How many men simply hand out a proper sum of money for "living expenses," and then live, serene and steady, on that outlay?
Home expenses are large, uncertain, inexplicable. In some families an exceptional "manager," provided with a suitable "allowance," does keep the thing in comparatively smooth running order, at considerable cost to herself; but in most families the simple daily processes of "housekeeping" are a constant source of annoyance, friction, waste, and loss. Housekeeping, as a business, is not instructively successful. As the structure of the home is not what we so readily took for granted in our easily fitting ideals, so the functions of the home are not, either. We are really struggling and fussing along, trying to live smoothly, healthfully, peacefully; studying all manner of "new thought" to keep us "poised," pining for a "simpler life"; and yet all spending our strength and patience on the endless effort to "keep house," to "make a home"—to live comfortably in a way which is not comfortable; and when this continuous effort produces utter exhaustion, we have to go away from home for a rest! Think of that, seriously.
The father is so mercilessly overwhelmed in furnishing the amount of money needed to maintain a home that he scarce knows what a home is. Time, time to sit happily down with his family, or to go happily out with his family, this is denied to the patient toiler on whose shoulders this ancient structure rests. The mother is so overwhelmed in her performance or supervision of all the inner workings of the place that she, too, has scant time for the real joys of family life.
The home is one thing, the family another; and when the home takes all one's time, the family gets little. So we find both husband and wife overtaxed and worried in keeping up the institution according to tradition; both father and mother too much occupied in home-making to do much toward child-training, man-making!
What is the real condition of the home as regards children—its primal reason for being? How does the present home meet their needs? How does the home-bound woman fill the claims of motherhood? As a matter of fact, are our children happy and prosperous, healthy and good, at home? Again the ideal rises; picture after picture, tender, warm, glowing; again we must push it aside and look at the case as it is. In our homes to-day the child grows up—when he does not die—not at all in that state of riotous happiness we are so eager to assume as the condition of childhood. The mother loves the child, always and always; she does what she can, what she knows how; but the principal work of her day is the care of the house, not of the child; the construction of clothes—not of character.
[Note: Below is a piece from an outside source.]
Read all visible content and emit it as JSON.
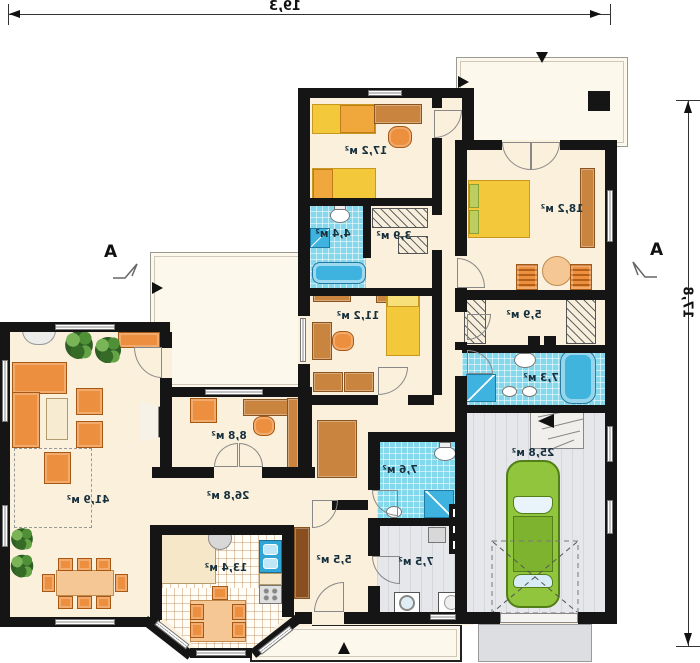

Follow the hours in the day of the housewife: count the minutes spent in the care and service of the child, as compared with those given to the planning of meals, the purchase of supplies, the labour either of personally cleaning things or of seeing that other persons do it; the "duties" to society, of the woman exempt from the actual house-labour.
"But," we protest, "all this is for the child—the meals, the well-kept house, the clothes—the whole thing!"
Yes? And in what way do the meals we so elaborately order and prepare, the daintily furnished home, the much-trimmed clothing, contribute to the body-growth, mind-growth, and soul-growth of the child? The conditions of home life are not those best suited to the right growth of children. Infant discipline is one long struggle to coerce the growing creature into some sort of submission to the repressions, the exactions, the arbitrary conventions of the home.